By Jared Newman | Friday, January 22, 2010 at 5:41 pm
With Amazon planning to open a Kindle app store later this year, Brad Nicholson at Destructoid asked developer Sonic Boom what sorts of games would be possible on the e-reader.
The answer, from Sonic Boom’s chief operating officer Josh Grant, left me scratching my head. Word, puzzle and card games are on the way, Grant said, and beyond that, they’re looking at book tie-in applications that “take advantage of the literary aspects of the device.” He avoided getting into the details of what exactly the Kindle is capable of.
Now, I’m not expecting that the Kindle should run Doom. Elsewhere, I’ve mused that Space Invaders would be awesome, but I’m not even sure that’s possible with the slow refresh rate of E-Ink displays and a processor originally intended for reading, not gaming. Still, it would’ve been nice if Sonic Boom shed some light on the matter.
It seems safe to say that if a game can be played on paper — or a product made of paper — the Kindle can handle it.
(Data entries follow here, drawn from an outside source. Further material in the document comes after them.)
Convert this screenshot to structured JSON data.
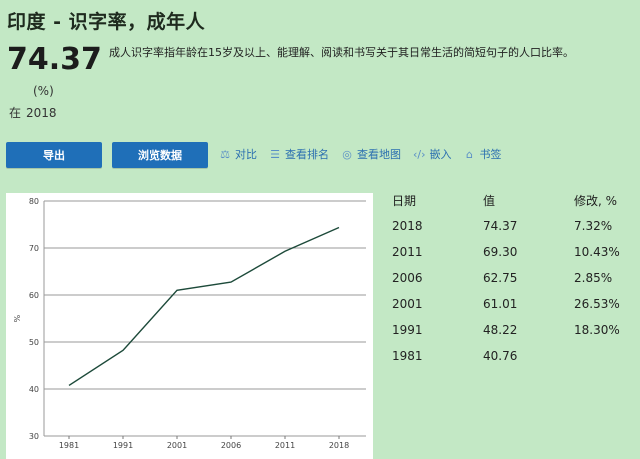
{
  "header": {
    "title": "印度 - 识字率，成年人",
    "value": "74.37",
    "unit": "(%)",
    "year_prefix": "在",
    "year": "2018",
    "description": "成人识字率指年龄在15岁及以上、能理解、阅读和书写关于其日常生活的简短句子的人口比率。"
  },
  "toolbar": {
    "export_label": "导出",
    "browse_label": "浏览数据",
    "actions": [
      {
        "icon": "compare-icon",
        "glyph": "⚖",
        "label": "对比"
      },
      {
        "icon": "ranking-icon",
        "glyph": "☰",
        "label": "查看排名"
      },
      {
        "icon": "globe-icon",
        "glyph": "◎",
        "label": "查看地图"
      },
      {
        "icon": "embed-icon",
        "glyph": "‹/›",
        "label": "嵌入"
      },
      {
        "icon": "bookmark-icon",
        "glyph": "⌂",
        "label": "书签"
      }
    ]
  },
  "table": {
    "headers": [
      "日期",
      "值",
      "修改, %"
    ],
    "rows": [
      [
        "2018",
        "74.37",
        "7.32%"
      ],
      [
        "2011",
        "69.30",
        "10.43%"
      ],
      [
        "2006",
        "62.75",
        "2.85%"
      ],
      [
        "2001",
        "61.01",
        "26.53%"
      ],
      [
        "1991",
        "48.22",
        "18.30%"
      ],
      [
        "1981",
        "40.76",
        ""
      ]
    ]
  },
  "chart_data": {
    "type": "line",
    "categories": [
      "1981",
      "1991",
      "2001",
      "2006",
      "2011",
      "2018"
    ],
    "values": [
      40.76,
      48.22,
      61.01,
      62.75,
      69.3,
      74.37
    ],
    "ylabel": "%",
    "ylim": [
      30,
      80
    ],
    "yticks": [
      "30",
      "40",
      "50",
      "60",
      "70",
      "80"
    ],
    "grid": true,
    "line_color": "#1d4a3a"
  }
}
But how far can and will developers take that ability? Will card games be limited to Solitaire, Freecell and their ilk, or will we see something as elaborate as online Texas Hold’em? (And would Amazon even allow that kind of bandwidth use?)
I’m also thinking we might see some board games. Electronic Arts, which Amazon has mentioned as a developer, already offers a bunch of Hasbro classics for mobile phones, including Scrabble, Trivial Pursuit and Monopoly. Those certainly seem better suited for the Kindle than Madden NFL 10 or Need for Speed: Shift.
Of course, none of these potential offerings will be as robust as what you can get with a smartphone or — dare I say it –a tablet, but as long as they enrich the Kindle experience, there’s nothing wrong with that.
[…] this isn’t Doom for Kindle (though I have seen video of Super Mario Bros. running on a Kindle software emulator, riddled with […]
January 24th, 2010 at 1:54 pm
The whole Kindle debacle is a little sad. Had they brought it out in the age of the early Palm Pilots, the device might have been somewhat intruiging.
January 25th, 2010 at 5:49 pm
It’s not even color, this isn’t 1997 and this isn’t the Game Boy Pocket.
January 26th, 2010 at 11:34 am
Bandwidth is limited to 100 kilobytes per month per application. If you go over that, the developer of the app has to pay. Amazon is pushing “app subscriptions” so that the user can pay the developer monthly and then the developer can pay Amazon monthly for the bandwidth.
Kindle and e-Ink in general just thinks way too small. They aren’t even just limited to books, they’re limited to a very small subsection of newsprint books. The fact that they released this over 15 years after the Web is going to stun people in the future as they look back at this time.
March 3rd, 2010 at 6:17 pm
But will it run Crysis?
May 31st, 2010 at 11:07 pm
Hi,
Can you provide more information on this?